Près de 19% de ponction sur le prix de vente

Seuls seraient donc concernés les logements situés en zones tendues (dans la pratique, il s'agit des villes citées dans ce décret de 2013), comme Paris, Bordeaux, Lyon, Lille, Marseille, Strasbourg ou encore Toulouse. Par ailleurs, les passoires thermiques correspondent aux logements classés F et G par le DPE (diagnostic de performance énergétique). En France, près de 13% des logements sont classés F et G, selon une étude de Guy Hoquet datant de 2017.

Les députés ont précisé via des sous-amendements que cela se ferait à titre expérimental à partir de 2021, alors que certains élus ont exprimé des doutes sur la faisabilité de la mesure. Effectivement, il paraît bien compliqué d'appliquer le texte, d'autant que la fiabilité des DPE n'est pas toujours évidente. En outre, pour le vendeur, ce prélèvement de 5% s'ajouterait aux droits de mutation (entre 8 et 9% selon la localisation du bien) et aux autres frais (notamment les frais d'agences). Comme le soulignait un rapport du Conseil des prélèvement obligatoires de 2018, "lors d’une vente immobilière, les coûts de transaction totaux (DMTO et autres frais, y compris à la charge du vendeur) sont de 14 % en France, soit les plus élevés de l’OCDE après la Belgique". Avec cette nouvelle ponction, nous serions ainsi proche de 19% de prélèvements sur le prix d'une transaction au total.

Agacement des propriétaires et des agents immobiliers

Les modalités d'application de cet amendement ne sont pas encore toutes connues. Un décret les fixera. Mais selon Pierre Hautus, directeur de l'UNPI (Union nationale des propriétaires immobiliers), l'idée serait que si l'acheteur ne réalise pas les travaux dans les trois ans, l'argent consigné sera conservé par l'État. Et il ajoute : "Si les travaux en question nécessitent un accord de la copropriété, ce délai de trois ans risque d'être trop court. C'est une taxe un point c'est tout".

La Fnaim, première organisation d'agents immobiliers en France, a fait savoir sur Twitter qu'elle "s'opposera fermement à toute confiscation d'une partie du prix de vente d'un bien #immobilier sous prétexte de son mauvais classement énergétique".

On rappellera toutefois que le projet de loi n'est encore qu'en première lecture. Il doit être adopté par l'Assemblée, puis par le Sénat, avec plusieurs allers-retours possibles. D'ici là, cet amendement pourrait avoir été modifié ou disparaître.

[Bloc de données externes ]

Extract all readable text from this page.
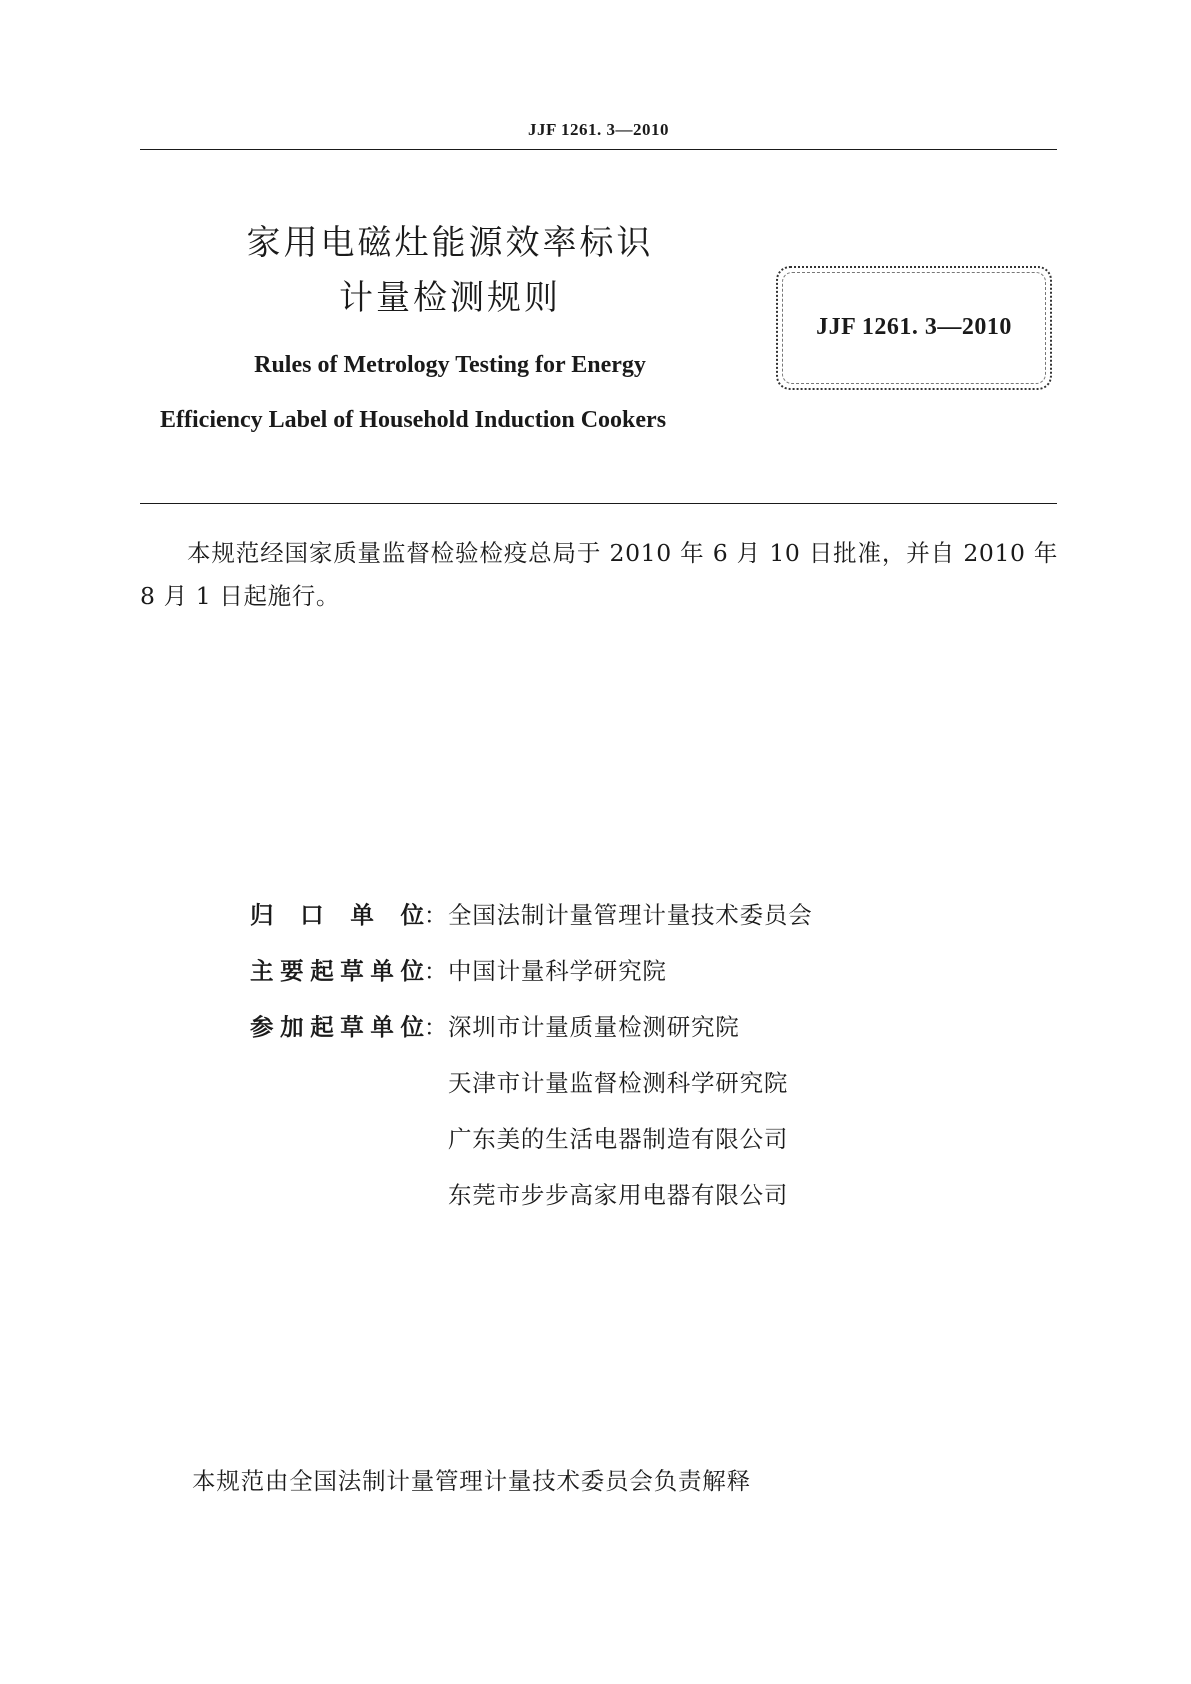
JJF 1261. 3—2010
家用电磁灶能源效率标识
计量检测规则
Rules of Metrology Testing for Energy
Efficiency Label of Household Induction Cookers
JJF 1261. 3—2010
本规范经国家质量监督检验检疫总局于 2010 年 6 月 10 日批准，并自 2010 年 8 月 1 日起施行。
归口单位 ： 全国法制计量管理计量技术委员会
主要起草单位 ： 中国计量科学研究院
参加起草单位 ： 深圳市计量质量检测研究院
天津市计量监督检测科学研究院
广东美的生活电器制造有限公司
东莞市步步高家用电器有限公司
本规范由全国法制计量管理计量技术委员会负责解释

Révision des loyers liée à la performance énergétique

Par ailleurs, d'autres amendements ont précisé les critères de définition d'un logement décent en matière de performance énergétique. Le gouvernement a aussi prévu de conditionner la révision du loyer, en cas de travaux, à l'atteinte d'un certain niveau de performance, et prévu un audit énergétique pour les logements très énergivores en cas de vente ou location, qui sera annexé au diagnostic de performance énergétique.

Des amendements portés par des élus de divers bords pour interdire la location des "passoires thermiques" ont en revanche été rejetés. L'ex-"marcheur" Matthieu Orphelin, qui portait un tel amendement a rappelé dans un communiqué que l'interdiction était "un engagement porté par Emmanuel Macron dans la campagne présidentielle". Sur ce sujet "principal" de la rénovation énergétique, "les principales avancées ont malheureusement été repoussées", a-t-il déploré.